The Kalevala in modern art

The Kalevala interests modern Finns today not only because of its symbolic value, but also because of its content. The epic itself, like folk poetry and folk music, is the focus of intense, ongoing study and interpretation.

The 150th anniversary of the Old Kalevala in 1985 began a new Kalevala renaissance in the Finnish art world. The Kalevala has been "taken down from the shelf and dusted off" for re-use.

When modern artists utilize the Kalevala, they are not merely re-telling or re-illustrating the Kalevala's stories, rather, they wish to address, through the mystical world of the Kalevala, the eternal questions facing humanity: life, death, love, and survival.

The Kalevala thus lives on in Finnish culture. From a perspective of nearly 200 years what is significant is that each generation has interpreted the Kalevala from its own standpoint, using what went before and creating new things. The Kalevala has not gathered dust on a pedestal but has been present in both celebration and everyday life.

Akseli Gallen-Kallela was not the first person to portray Väinämöinen's striving for the impossible in the Kalevala, although his Aino triptych is the best known example of this theme.

Even earlier, in 1864, R.W. Ekman had depicted the elderly Väinämöinen reaching toward a young woman who was mysterious and unattainable.

The women's magazine Me Naiset has made use of this theme which is part of our national consciousness in its advertising campaign emphasizing woman-power. In his Canine Kalevala, Mauri Kunnas has similarly overturned traditional roles.

In the 1990s, the Kalevala has inspired, among others, photographer Vertti Teräsvuori, who stretched traditional boundaries of Kalevala interpretation with his multimedia exhibition Pre Kalevala. This exhibition consists of photographs, film footage, jewelry, objects, clothing, etc. It is a depiction of a world in which the power of the magical word still influences everyday life.

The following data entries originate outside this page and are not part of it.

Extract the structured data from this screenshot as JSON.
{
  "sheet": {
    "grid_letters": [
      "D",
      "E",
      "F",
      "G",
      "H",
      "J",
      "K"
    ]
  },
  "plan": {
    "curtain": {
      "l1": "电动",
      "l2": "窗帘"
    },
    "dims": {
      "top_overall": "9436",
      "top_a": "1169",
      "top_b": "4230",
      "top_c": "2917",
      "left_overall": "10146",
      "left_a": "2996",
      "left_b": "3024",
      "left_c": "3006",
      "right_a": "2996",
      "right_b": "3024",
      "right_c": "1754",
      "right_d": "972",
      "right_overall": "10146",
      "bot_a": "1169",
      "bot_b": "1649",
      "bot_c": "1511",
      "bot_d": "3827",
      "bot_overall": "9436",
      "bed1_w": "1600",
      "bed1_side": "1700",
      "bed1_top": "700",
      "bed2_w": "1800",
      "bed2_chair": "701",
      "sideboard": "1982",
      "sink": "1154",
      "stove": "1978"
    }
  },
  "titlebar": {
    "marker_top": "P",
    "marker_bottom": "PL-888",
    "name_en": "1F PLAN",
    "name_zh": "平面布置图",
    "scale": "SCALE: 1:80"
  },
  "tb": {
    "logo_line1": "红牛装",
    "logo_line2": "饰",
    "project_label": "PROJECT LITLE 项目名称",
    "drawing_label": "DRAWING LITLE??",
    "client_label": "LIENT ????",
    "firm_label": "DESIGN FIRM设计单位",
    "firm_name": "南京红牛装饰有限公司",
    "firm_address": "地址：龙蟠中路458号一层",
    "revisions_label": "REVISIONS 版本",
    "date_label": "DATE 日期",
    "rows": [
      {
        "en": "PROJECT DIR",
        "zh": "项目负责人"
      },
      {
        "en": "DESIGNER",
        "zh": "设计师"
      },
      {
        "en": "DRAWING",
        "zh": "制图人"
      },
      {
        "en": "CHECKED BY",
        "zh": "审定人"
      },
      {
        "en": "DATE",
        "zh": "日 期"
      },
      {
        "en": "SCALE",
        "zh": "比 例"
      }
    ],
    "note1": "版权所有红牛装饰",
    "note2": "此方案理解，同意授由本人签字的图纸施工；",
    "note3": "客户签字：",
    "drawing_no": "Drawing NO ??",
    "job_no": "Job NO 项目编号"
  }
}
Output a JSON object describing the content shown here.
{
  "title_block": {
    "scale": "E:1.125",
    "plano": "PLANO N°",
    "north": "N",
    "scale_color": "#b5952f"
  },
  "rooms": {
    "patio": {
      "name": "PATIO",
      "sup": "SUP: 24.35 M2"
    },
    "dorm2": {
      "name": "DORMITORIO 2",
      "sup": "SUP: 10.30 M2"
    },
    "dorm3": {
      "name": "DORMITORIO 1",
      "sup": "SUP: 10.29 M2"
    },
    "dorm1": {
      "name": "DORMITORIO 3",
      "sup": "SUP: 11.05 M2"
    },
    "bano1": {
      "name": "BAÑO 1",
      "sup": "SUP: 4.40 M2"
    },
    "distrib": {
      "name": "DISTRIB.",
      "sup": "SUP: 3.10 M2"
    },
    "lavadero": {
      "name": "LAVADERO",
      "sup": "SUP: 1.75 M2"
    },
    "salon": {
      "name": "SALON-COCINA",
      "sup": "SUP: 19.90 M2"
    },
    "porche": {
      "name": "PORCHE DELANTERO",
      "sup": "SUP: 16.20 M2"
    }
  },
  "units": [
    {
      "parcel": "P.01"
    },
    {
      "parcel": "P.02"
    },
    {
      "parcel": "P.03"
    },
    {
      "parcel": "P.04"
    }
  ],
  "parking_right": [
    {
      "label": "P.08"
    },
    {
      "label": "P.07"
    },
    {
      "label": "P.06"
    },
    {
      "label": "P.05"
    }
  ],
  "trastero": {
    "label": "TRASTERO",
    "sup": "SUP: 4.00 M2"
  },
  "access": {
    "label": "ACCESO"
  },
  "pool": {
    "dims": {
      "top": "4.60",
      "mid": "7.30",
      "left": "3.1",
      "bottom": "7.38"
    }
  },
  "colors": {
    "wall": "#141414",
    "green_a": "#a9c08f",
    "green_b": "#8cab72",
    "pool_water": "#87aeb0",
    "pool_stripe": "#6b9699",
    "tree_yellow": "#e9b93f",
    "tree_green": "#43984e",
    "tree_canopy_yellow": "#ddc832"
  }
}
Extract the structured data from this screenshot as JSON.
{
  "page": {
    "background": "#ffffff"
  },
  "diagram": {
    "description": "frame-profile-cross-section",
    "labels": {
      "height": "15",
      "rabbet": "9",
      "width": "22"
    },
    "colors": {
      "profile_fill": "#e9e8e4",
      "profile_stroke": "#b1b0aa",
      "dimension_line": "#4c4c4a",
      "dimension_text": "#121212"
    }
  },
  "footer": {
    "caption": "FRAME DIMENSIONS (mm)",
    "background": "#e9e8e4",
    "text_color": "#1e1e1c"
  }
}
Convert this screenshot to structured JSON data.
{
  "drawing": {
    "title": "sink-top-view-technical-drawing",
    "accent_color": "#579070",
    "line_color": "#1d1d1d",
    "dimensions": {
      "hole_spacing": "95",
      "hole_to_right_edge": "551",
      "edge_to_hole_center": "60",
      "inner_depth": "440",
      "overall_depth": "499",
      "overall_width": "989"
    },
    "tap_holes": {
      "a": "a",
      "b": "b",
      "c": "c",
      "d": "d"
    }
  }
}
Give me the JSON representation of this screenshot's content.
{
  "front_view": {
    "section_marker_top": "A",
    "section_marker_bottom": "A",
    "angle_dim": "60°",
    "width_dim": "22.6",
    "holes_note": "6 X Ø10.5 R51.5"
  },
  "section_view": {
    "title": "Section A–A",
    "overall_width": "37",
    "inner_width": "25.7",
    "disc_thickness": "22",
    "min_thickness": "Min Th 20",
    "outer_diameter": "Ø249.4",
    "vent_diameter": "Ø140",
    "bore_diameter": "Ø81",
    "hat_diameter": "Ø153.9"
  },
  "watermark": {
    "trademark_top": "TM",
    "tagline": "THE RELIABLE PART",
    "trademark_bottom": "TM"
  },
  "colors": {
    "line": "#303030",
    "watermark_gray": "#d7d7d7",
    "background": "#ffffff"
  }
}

In 1997, after an interval of roughly a decade, the theatre once again took up the theme of the Kalevala, this time using new ideas. For example in the Kalevala as performed by the Finnish National Theatre, a picture was created of Väinämöinen which was more comic than heroic. In this performance, commonalities were sought between present-day Finland and the ancient era described by the Kalevala.

In Finnish music with Kalevalaic themes, the tragic tale of Kullervo has inspired a number of composers, beginning with Sibelius. On Kalevala Day (February 28) 1992, the opera Kullervo by composer Aulis Sallinen made its debut in Los Angeles. In Finland the opera's opening night was in November of 1993.

Aulis Sallinen tells why he selected the theme of Kullervo for interpretation: "This story would hardly deserve to be told if not for one song which stands above the rest. This is theme of Kullervo's mother…Within the figure of a human monster, an wretched man, his mother perceives a small boy, lost ages ago, with shining boyish hair of linen-gold. Having finished this work I am still of the same opinion. That is exactly what he became."

In addition to the Kalevala's Aino and Kullervo, the Sampo is another theme which has guided artists to the themes of the Kalevala. In music, artists have striven to express the mystery of the Sampo in a more spectacular manner. Of the modern Finnish composers, Einojuhani Rautavaara defines the attainment, theft, and destruction of the Sampo during its theft as the key to the Sampo's mystery. It must be lost in order for it to be an object of longing. In Rautavaara's work the tales of the Kalevala are distanced from realism and its events approach legendary status.

The Kalevala and its tales open up possibilities for endless interpretation. Perhaps it is this which explains the longevity and vitality of the Kalevala, which even in today's world show no signs of diminishing.